Trading Ideas

September 30, 2011 5:54 pm

Expect Nasdaq’s erratic rally to end in tears

As any cynical City boy will tell you, a severe bear market in shares is far worse than divorce. You can easily end up losing half your wealth, but without the benefit of getting rid of your wife. Faced with such trauma, both soon-to-be-singles and investors often go into denial. As a result, early-stage bear markets can be hesitant affairs. Following initial weakness, an index can pause or even rally for a while, as people tell themselves that their relationship with equities isn’t headed for the rocks.

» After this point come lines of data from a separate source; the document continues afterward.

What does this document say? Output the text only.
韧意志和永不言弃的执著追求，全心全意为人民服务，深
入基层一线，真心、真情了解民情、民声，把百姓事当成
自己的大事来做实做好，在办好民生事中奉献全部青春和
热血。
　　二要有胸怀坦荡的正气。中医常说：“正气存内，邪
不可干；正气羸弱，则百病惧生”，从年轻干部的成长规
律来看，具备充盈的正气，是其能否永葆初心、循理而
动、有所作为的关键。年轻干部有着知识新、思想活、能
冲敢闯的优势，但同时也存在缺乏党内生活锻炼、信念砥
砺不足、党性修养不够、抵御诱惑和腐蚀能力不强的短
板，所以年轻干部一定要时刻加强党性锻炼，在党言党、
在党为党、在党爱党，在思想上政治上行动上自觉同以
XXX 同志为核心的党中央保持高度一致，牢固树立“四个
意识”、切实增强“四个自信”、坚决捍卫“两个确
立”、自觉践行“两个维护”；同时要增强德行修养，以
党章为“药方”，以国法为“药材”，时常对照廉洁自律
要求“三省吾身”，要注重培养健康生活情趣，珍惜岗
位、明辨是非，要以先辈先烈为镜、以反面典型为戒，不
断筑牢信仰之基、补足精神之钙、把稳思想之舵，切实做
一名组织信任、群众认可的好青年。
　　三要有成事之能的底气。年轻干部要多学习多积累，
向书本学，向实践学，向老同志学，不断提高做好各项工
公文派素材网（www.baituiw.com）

Such pretence seldom withstands closer scrutiny. While the Nasdaq 100 has bounced strongly off its August lows – recently coming within 4 per cent of its bull-market highs at 2,438 – there are clear signs of trouble in paradise. A genuine uptrend is typically smooth and thrusting, but the Nasdaq has advanced via a series of violent gyrations. When this happens, the rally normally ends in tears, with a sharp move down to new lows. Like any financier’s trophy bride, the Nasdaq 100 does not come cheap. It is at its highest level relative to the S&P 500 index since the technology bubble of the late 1990s. In the event of a big bear market in US equities – which I believe is the most probable outcome – this gap would almost certainly close, with the Nasdaq underperforming its rival significantly.

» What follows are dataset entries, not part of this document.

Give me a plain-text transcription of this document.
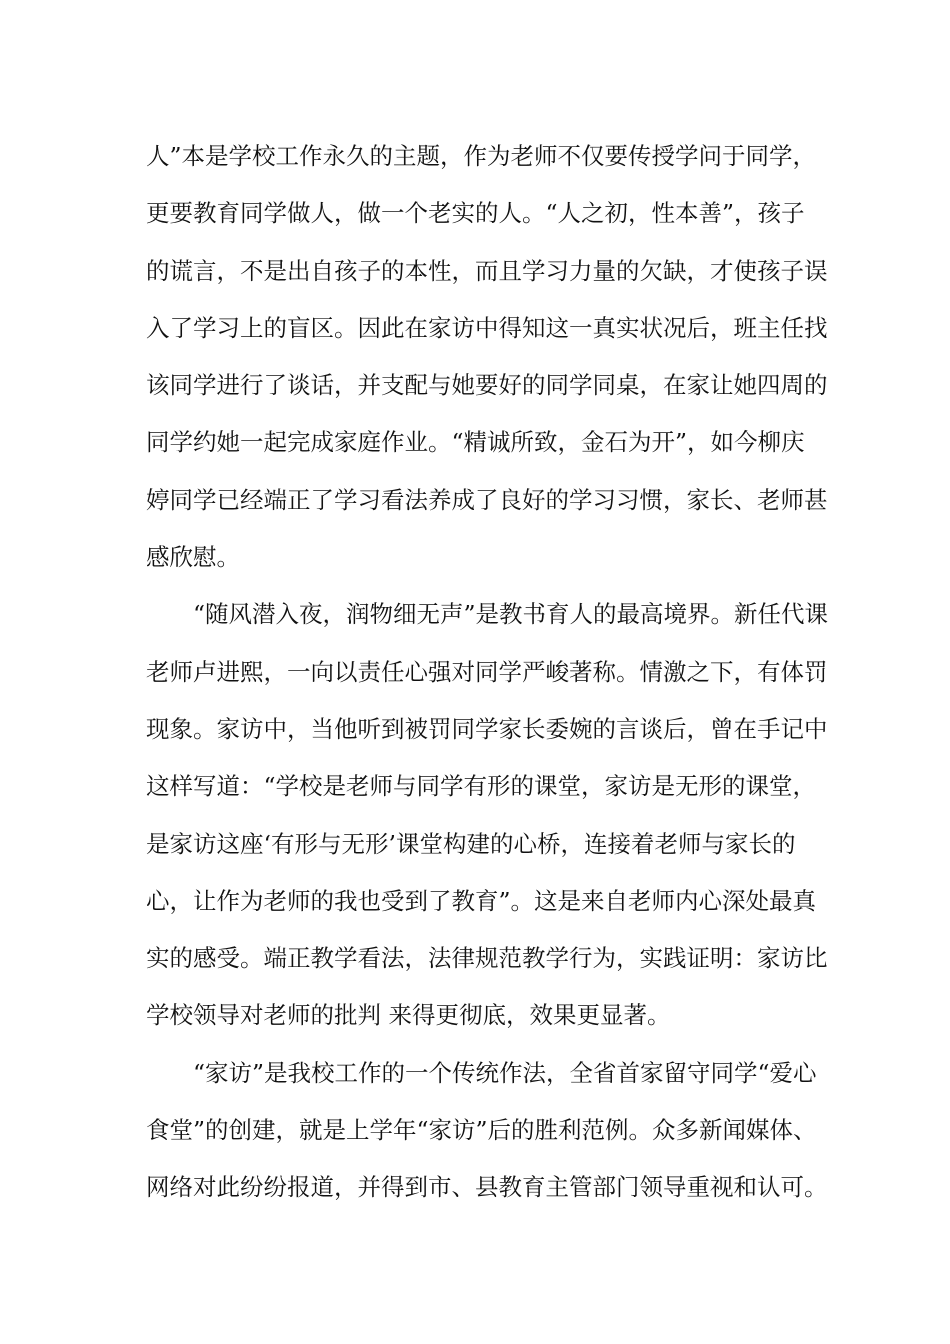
人”本是学校工作永久的主题，作为老师不仅要传授学问于同学，
更要教育同学做人，做一个老实的人。“人之初，性本善”，孩子
的谎言，不是出自孩子的本性，而且学习力量的欠缺，才使孩子误
入了学习上的盲区。因此在家访中得知这一真实状况后，班主任找
该同学进行了谈话，并支配与她要好的同学同桌，在家让她四周的
同学约她一起完成家庭作业。“精诚所致，金石为开”，如今柳庆
婷同学已经端正了学习看法养成了良好的学习习惯，家长、老师甚
感欣慰。
“随风潜入夜，润物细无声”是教书育人的最高境界。新任代课
老师卢进熙，一向以责任心强对同学严峻著称。情激之下，有体罚
现象。家访中，当他听到被罚同学家长委婉的言谈后，曾在手记中
这样写道：“学校是老师与同学有形的课堂，家访是无形的课堂，
是家访这座‘有形与无形’课堂构建的心桥，连接着老师与家长的
心，让作为老师的我也受到了教育”。这是来自老师内心深处最真
实的感受。端正教学看法，法律规范教学行为，实践证明：家访比
学校领导对老师的批判 来得更彻底，效果更显著。
“家访”是我校工作的一个传统作法，全省首家留守同学“爱心
食堂”的创建，就是上学年“家访”后的胜利范例。众多新闻媒体、
网络对此纷纷报道，并得到市、县教育主管部门领导重视和认可。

So, while the Nasdaq’s price is below its 13-week exponential moving average – and that line is also declining – my bias would be to take short positions in the index. Currently, this average is around 2,200 and is more or less flat. Once the Nasdaq drops decisively below this, I expect the index to revisit its August lows at 2,035, before heading for 1,898, 1,734 and 1,568. I do not envisage a major low occurring in US stocks until at least the summer of 2012.